Hal ini menuntut pertama-tama kesediaan untuk senantiasa terbuka akan terang bimbingan Roh, yang dalam kesetiaan akan dan dalam iman, mendorong kita untuk menjumpai sesama, menyatakan tindakan penyelamatan Allah. Hal ini menuntut kreativitas langkah untuk mencari serta menemukan. Oleh karena itu, kepekaan diharapkan untuk senantiasa dihidupkan: peka akan Roh Kudus dan peka akan pribadi serta realitas. Dalam bahasa Vatikan II dikatakan sebagai: mengenali tanda-tanda zaman dalam terang Injil.

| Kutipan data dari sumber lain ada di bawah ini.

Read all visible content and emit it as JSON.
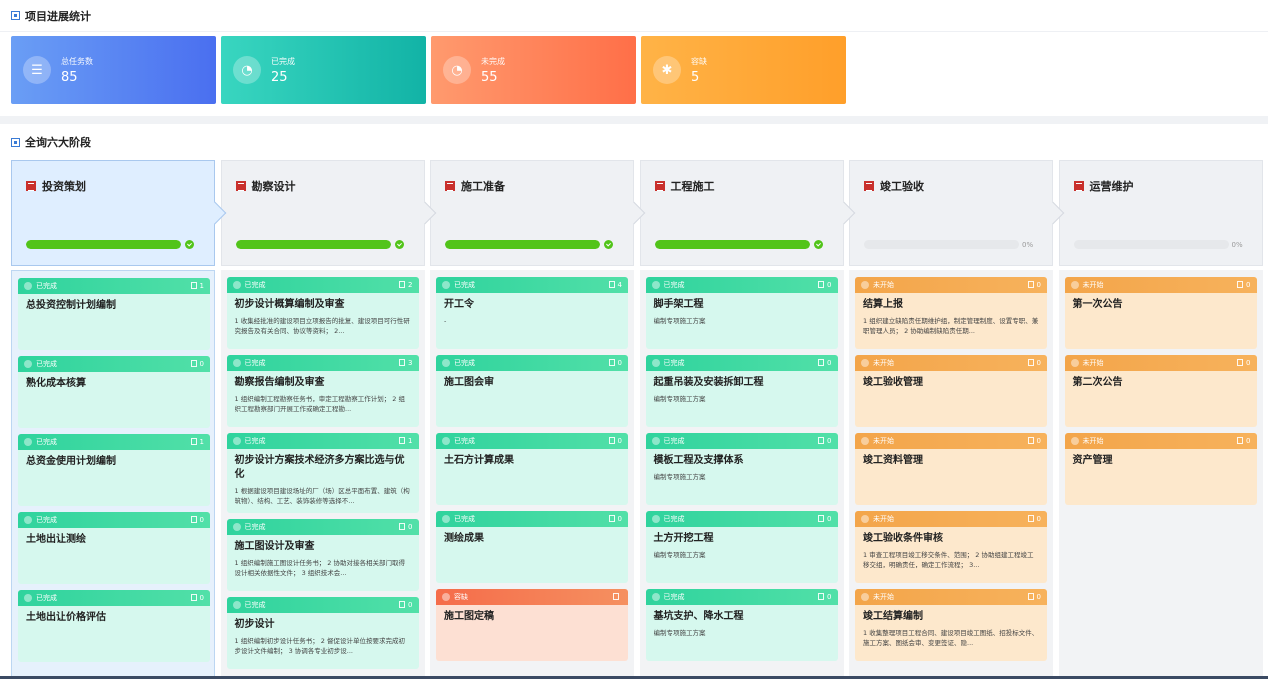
{
  "progress_section": {
    "title": "项目进展统计"
  },
  "stats": [
    {
      "label": "总任务数",
      "value": "85",
      "icon": "layers-icon"
    },
    {
      "label": "已完成",
      "value": "25",
      "icon": "chart-icon"
    },
    {
      "label": "未完成",
      "value": "55",
      "icon": "chart-icon"
    },
    {
      "label": "容缺",
      "value": "5",
      "icon": "puzzle-icon"
    }
  ],
  "stages_section": {
    "title": "全询六大阶段"
  },
  "colors": {
    "done": "#2fd39d",
    "todo": "#f3a54a",
    "missing": "#f56c4a",
    "progress": "#52c41a"
  },
  "stages": [
    {
      "name": "投资策划",
      "progress": 100,
      "pct_text": ""
    },
    {
      "name": "勘察设计",
      "progress": 100,
      "pct_text": ""
    },
    {
      "name": "施工准备",
      "progress": 100,
      "pct_text": ""
    },
    {
      "name": "工程施工",
      "progress": 100,
      "pct_text": ""
    },
    {
      "name": "竣工验收",
      "progress": 0,
      "pct_text": "0%"
    },
    {
      "name": "运营维护",
      "progress": 0,
      "pct_text": "0%"
    }
  ],
  "columns": [
    {
      "cards": [
        {
          "status": "done",
          "status_label": "已完成",
          "count": "1",
          "title": "总投资控制计划编制",
          "desc": ""
        },
        {
          "status": "done",
          "status_label": "已完成",
          "count": "0",
          "title": "熟化成本核算",
          "desc": ""
        },
        {
          "status": "done",
          "status_label": "已完成",
          "count": "1",
          "title": "总资金使用计划编制",
          "desc": ""
        },
        {
          "status": "done",
          "status_label": "已完成",
          "count": "0",
          "title": "土地出让测绘",
          "desc": ""
        },
        {
          "status": "done",
          "status_label": "已完成",
          "count": "0",
          "title": "土地出让价格评估",
          "desc": ""
        }
      ]
    },
    {
      "cards": [
        {
          "status": "done",
          "status_label": "已完成",
          "count": "2",
          "title": "初步设计概算编制及审查",
          "desc": "1 收集经批准的建设项目立项报告的批复、建设项目可行性研究报告及有关合同、协议等资料； 2..."
        },
        {
          "status": "done",
          "status_label": "已完成",
          "count": "3",
          "title": "勘察报告编制及审查",
          "desc": "1 组织编制工程勘察任务书，审定工程勘察工作计划； 2 组织工程勘察部门开展工作或确定工程勘..."
        },
        {
          "status": "done",
          "status_label": "已完成",
          "count": "1",
          "title": "初步设计方案技术经济多方案比选与优化",
          "desc": "1 根据建设项目建设场址的厂（场）区总平面布置、建筑（构筑物）、结构、工艺、装饰装修等选择不..."
        },
        {
          "status": "done",
          "status_label": "已完成",
          "count": "0",
          "title": "施工图设计及审查",
          "desc": "1 组织编制施工图设计任务书； 2 协助对接各相关部门取得设计相关依据性文件； 3 组织技术会..."
        },
        {
          "status": "done",
          "status_label": "已完成",
          "count": "0",
          "title": "初步设计",
          "desc": "1 组织编制初步设计任务书； 2 督促设计单位按要求完成初步设计文件编制； 3 协调各专业初步设..."
        }
      ]
    },
    {
      "cards": [
        {
          "status": "done",
          "status_label": "已完成",
          "count": "4",
          "title": "开工令",
          "desc": "-"
        },
        {
          "status": "done",
          "status_label": "已完成",
          "count": "0",
          "title": "施工图会审",
          "desc": ""
        },
        {
          "status": "done",
          "status_label": "已完成",
          "count": "0",
          "title": "土石方计算成果",
          "desc": ""
        },
        {
          "status": "done",
          "status_label": "已完成",
          "count": "0",
          "title": "测绘成果",
          "desc": ""
        },
        {
          "status": "missing",
          "status_label": "容缺",
          "count": "",
          "title": "施工图定稿",
          "desc": ""
        }
      ]
    },
    {
      "cards": [
        {
          "status": "done",
          "status_label": "已完成",
          "count": "0",
          "title": "脚手架工程",
          "desc": "编制专项施工方案"
        },
        {
          "status": "done",
          "status_label": "已完成",
          "count": "0",
          "title": "起重吊装及安装拆卸工程",
          "desc": "编制专项施工方案"
        },
        {
          "status": "done",
          "status_label": "已完成",
          "count": "0",
          "title": "模板工程及支撑体系",
          "desc": "编制专项施工方案"
        },
        {
          "status": "done",
          "status_label": "已完成",
          "count": "0",
          "title": "土方开挖工程",
          "desc": "编制专项施工方案"
        },
        {
          "status": "done",
          "status_label": "已完成",
          "count": "0",
          "title": "基坑支护、降水工程",
          "desc": "编制专项施工方案"
        }
      ]
    },
    {
      "cards": [
        {
          "status": "todo",
          "status_label": "未开始",
          "count": "0",
          "title": "结算上报",
          "desc": "1 组织建立缺陷责任期维护组，制定管理制度、设置专职、兼职管理人员； 2 协助编制缺陷责任期..."
        },
        {
          "status": "todo",
          "status_label": "未开始",
          "count": "0",
          "title": "竣工验收管理",
          "desc": ""
        },
        {
          "status": "todo",
          "status_label": "未开始",
          "count": "0",
          "title": "竣工资料管理",
          "desc": ""
        },
        {
          "status": "todo",
          "status_label": "未开始",
          "count": "0",
          "title": "竣工验收条件审核",
          "desc": "1 审查工程项目竣工移交条件、范围； 2 协助组建工程竣工移交组，明确责任，确定工作流程； 3..."
        },
        {
          "status": "todo",
          "status_label": "未开始",
          "count": "0",
          "title": "竣工结算编制",
          "desc": "1 收集整理项目工程合同、建设项目竣工图纸、招投标文件、施工方案、图纸会审、变更签证、隐..."
        }
      ]
    },
    {
      "cards": [
        {
          "status": "todo",
          "status_label": "未开始",
          "count": "0",
          "title": "第一次公告",
          "desc": ""
        },
        {
          "status": "todo",
          "status_label": "未开始",
          "count": "0",
          "title": "第二次公告",
          "desc": ""
        },
        {
          "status": "todo",
          "status_label": "未开始",
          "count": "0",
          "title": "资产管理",
          "desc": ""
        }
      ]
    }
  ]
}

Langkah ini mengajak kita untuk senantiasa melangkah dan cara baru dalam mewartakan Injil keselamatan. Dalam hal ini kita menyaksikan bagaimana Paus Fransiskus kerap mengejutkan kita, entah dengan pernyataan maupun tindakannya. Gereja senantiasa kaya akan inovasi dan kreativitas, demikian diadakan kompetisi untuk menemukan peluang-peluang penanaman kesadaran sosial dengan teknologi informasi. Gereja diharapkan tidak menjadi tertutup dan beku, namun terbuka agar semakin setia akan tugasnya untuk mewartakan Injil dan ikut serta mewujudkan keselamatan kasih Allah.

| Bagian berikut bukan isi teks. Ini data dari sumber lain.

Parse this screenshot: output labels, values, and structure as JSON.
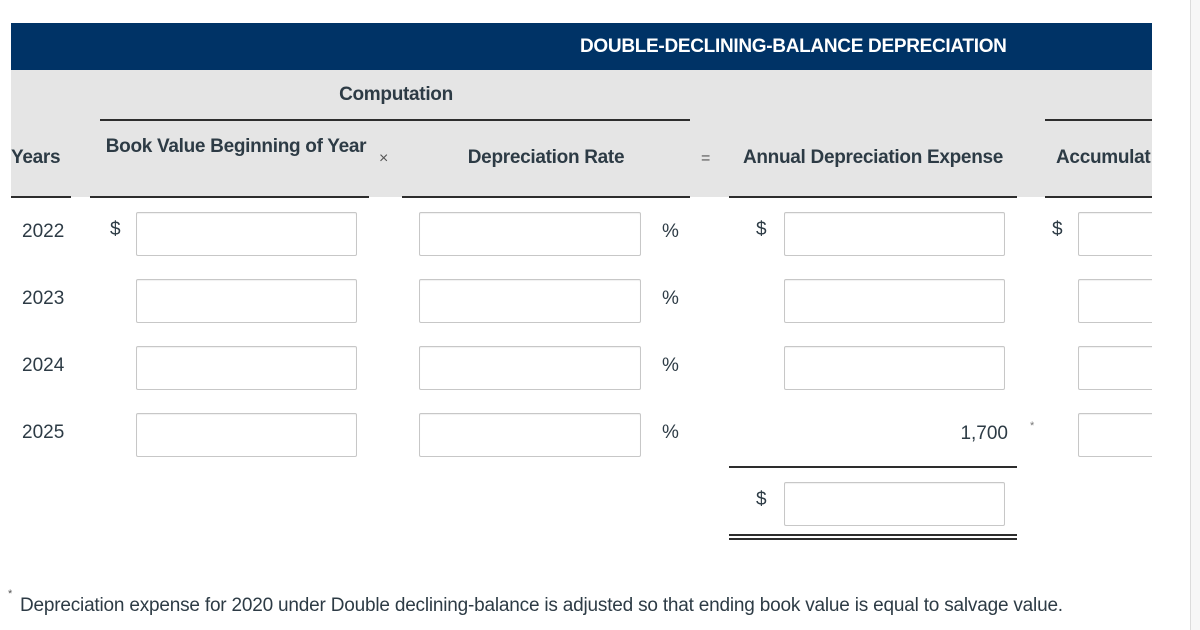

Bisa lalu dikatakan bahwa hidup berada dalam tegangan, berjalan dalam kesiap-sediaan berada dalam kejutan, itulah yang kita alami selama 5 tahun masa kepausan Fransiskus. Memang hidup dalam Roh senantiasa memasukkan kita dalam momen-momen kejutan. Namun kejutan itu baru berarti kalau kita alami dan simak dalam keterbukaan akan terang bimbingan Roh Kudus. Hal itu berarti, bahwa kita harus senantiasa berdoa agar Bapa Suci dan Gereja senantiasa dituntun oleh Roh-Nya, agar kita pun selalu diperbaharui oleh-Nya, sehingga semakin setia dalam karya penyelamatan jiwa-jiwa.
Tentu Paus bukanlah segalanya. Paus bagaimana pun adalah pelayan Kristus di dalam Gereja-Nya. Maka, Paus Fransiskus akhirnya hanyalah seorang pelayan sukacita Injil.
T. Krispurwana Cahyadi SJ, Direktur Pusat Spiritualitas Girisonta (Puspita)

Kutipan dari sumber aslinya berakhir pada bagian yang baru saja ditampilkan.